In quantum mechanics, a quantum speed limit (QSL) is a limitation on the minimum time for a quantum system to evolve between two distinguishable states. QSL are closely related to time-energy uncertainty relations. In 1945, Leonid Mandelstam and Igor Tamm derived a time-energy uncertainty relation that bounds the speed of evolution in terms of the energy dispersion. Over half a century later, Norman Margolus and Lev Levitin showed that the speed of evolution cannot exceed the mean energy, a result known as the Margolus–Levitin theorem. Realistic physical systems in contact with an environment are known as open quantum systems and their evolution is also subject to QSL. Quite remarkably it was shown that environmental effects, such as non-Markovian dynamics can speed up quantum processes, which was verified in a cavity QED experiment.

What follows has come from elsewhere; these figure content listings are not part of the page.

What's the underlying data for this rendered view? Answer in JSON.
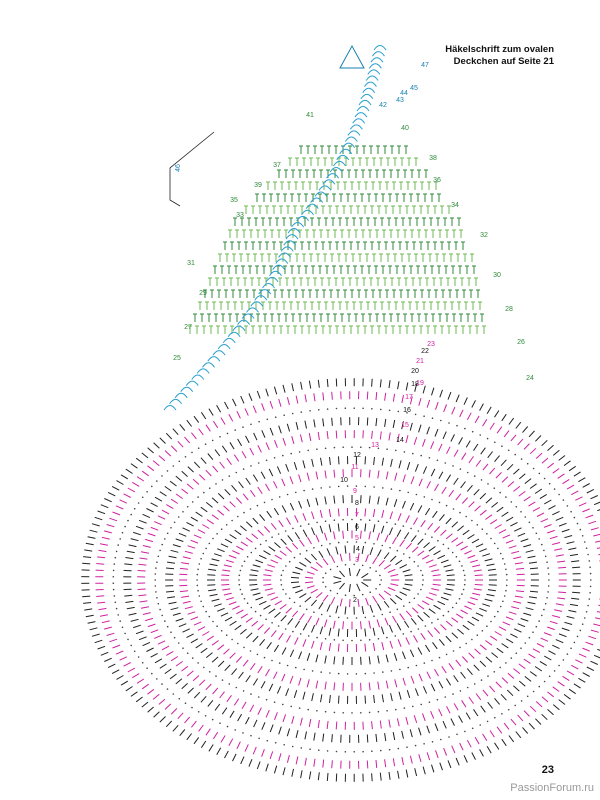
{
  "header": {
    "lines": [
      "Häkelschrift zum ovalen",
      "Deckchen auf Seite 21"
    ]
  },
  "diagram": {
    "row_numbers": [
      "2",
      "3",
      "4",
      "5",
      "6",
      "7",
      "8",
      "9",
      "10",
      "11",
      "12",
      "13",
      "14",
      "15",
      "16",
      "17",
      "18",
      "19",
      "20",
      "21",
      "22",
      "23",
      "24",
      "25",
      "26",
      "27",
      "28",
      "29",
      "30",
      "31",
      "32",
      "33",
      "34",
      "35",
      "36",
      "37",
      "38",
      "39",
      "40",
      "41",
      "42",
      "43",
      "44",
      "45",
      "46",
      "47"
    ]
  },
  "footer": {
    "page_number": "23",
    "watermark": "PassionForum.ru"
  }
}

QSL have been used to explore the limits of computation and complexity. In 2017, QSLs were studied in a quantum oscillator at high temperature.  In 2018, it was shown that QSL are not restricted to the quantum domain and that similar bounds hold in classical systems.  In 2021, both the Mandelstam-Tamm and the Margolus-Levitin QSL bounds were concurrently tested in a single experiment which indicated there are "two different regimes: one where the Mandelstam-Tamm limit constrains the evolution at all times, and a second where a crossover to the Margolus-Levitin limit occurs at longer times."